Старик поднял полог и галантно указал на вход, но она колебалась. Сарио встал; яркие солнечные лучи ворвались в шатер, и Сарио заморгал.

"Ведра всегда меня понимала”.

Полог упал, и снова воцарился рассеянный свет – мягкий, бессовестно льстивый. Сарио увидел целую гамму чувств на ее лице: в красивых серых глазах, высоких, резко очерченных скулах, четких контурах подбородка. Густые черные брови выдавали озабоченность, а поджатые губы – непривычную суровость. Ему вдруг захотелось, чтобы это лицо смягчилось, чтобы исчезла тревога.

– Луса до'Орро, – прошептал он. – Надо же, совсем забыл. Излишняя сосредоточенность и целеустремленность мешали ему смотреть глазами мужчины, а не художника.

Но он-то знал. Его тело знало. Разве он ребенок, разве он неуклюжий, простодушный меннино, чтобы этого не замечать? С тех пор как его Признали по канонам семьи, прошли целые годы, в его постели побывали четыре женщины, способные рожать, каждая провела с ним несколько ночей, и ни одна не зачала от него. Однако все они остались им довольны.

Он стерилен, но не бессилен. Так и сказал ей однажды. Снова и снова доказывал это себе – всякий раз, когда желал провести ночь с женщиной, – даже слишком часто, чтобы сила чресел успевала переплавиться в силу творчества.

Только она его понимала. Одна в целом мире. Сарио вознамерился было рассказать, что произошло, что сообщил ему старик; привычно поделиться с ней новостями и мыслями. Но не успел. Сааведра настороженно покосилась на старика, а затем посмотрела на Сарио в упор. И он понял, что ей страшно.

– Тебя вызывают, – торопливо сказала она. – Семинно Раймон.

– Подождет, – буркнул он. Сааведра опешила.

– Сарио…

– Ведра, он подождет. – Сарио хотел произнести вовсе не это и вовсе не таким тоном, резким, как удар хлыста. Но его уже несло; он чувствовал, видел завершенность, целостность – словно картина, уже кем-то созданная до него, а потом разорванная в клочья, вдруг восстановилась. Он с недоумением заметил на лице старика удовлетворение и спокойствие. – Этот человек кое-что рассказал…

– Что? На тайном языке? В его тайном шатре?
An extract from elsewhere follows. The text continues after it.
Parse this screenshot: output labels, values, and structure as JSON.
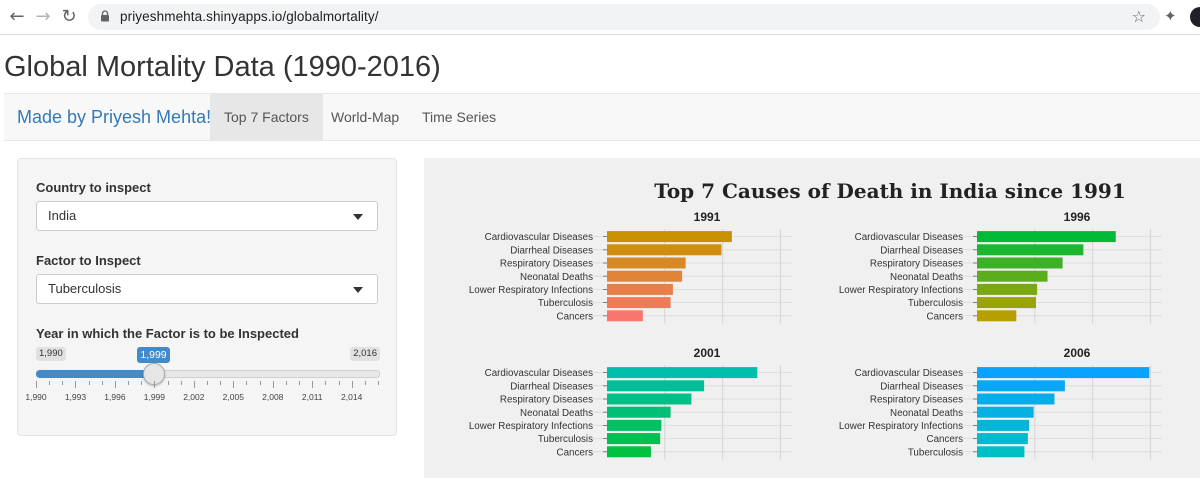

– Тайный шатер? Ведра, что тут тайного?

– Я его не видела, пока не вошла.

– А я видел. С конца улицы.

– Да, ты видел, – кивнул старик. – Акуюб одарил тебя внутренним оком.

– Тебя вызывают, – повторила Сааведра непререкаемым тоном. – Матра Дольча, Сарио, да неужели ты забыл, кто ты такой? – Легким движением головы она указала на его цепочку с Ключом, зарывшимся в грязные, мятые кружева рубашки. – У нас обязанности перед семьей, нельзя ими пренебрегать.

– И зачем же я так срочно понадобился семинно Раймону? Она снова бросила на старика настороженный взгляд и неохотно ответила:

– Не знаю. Но он был совершенно не в себе.

– Он – Вьехо Фрато. Кто из них в себе?

– Сарио! – Ее нежно-розовое лицо покрылось густым багрянцем, зато побледнели желваки. – Этот человек – эстранхиеро!

– Но не здесь, – спокойно и твердо сказал старик. – Не у себя дома. Там. – Он указал на полог. – Да, я эстранхиеро, как и вы, между прочим. Ведь вы – моей крови.

– Твоей крови?! – Изумление. Гнев. Смятение. – Я Грихальва…

– И чи'патро, – напомнил Сааведре старик. – Вы оба чи'патро. А я – нет. Я могу назвать все поколения моих предков, вплоть до Великого Шатра Акуюба. Но на самом деле вы не те, кем себя считаете. Вы – нечто большее.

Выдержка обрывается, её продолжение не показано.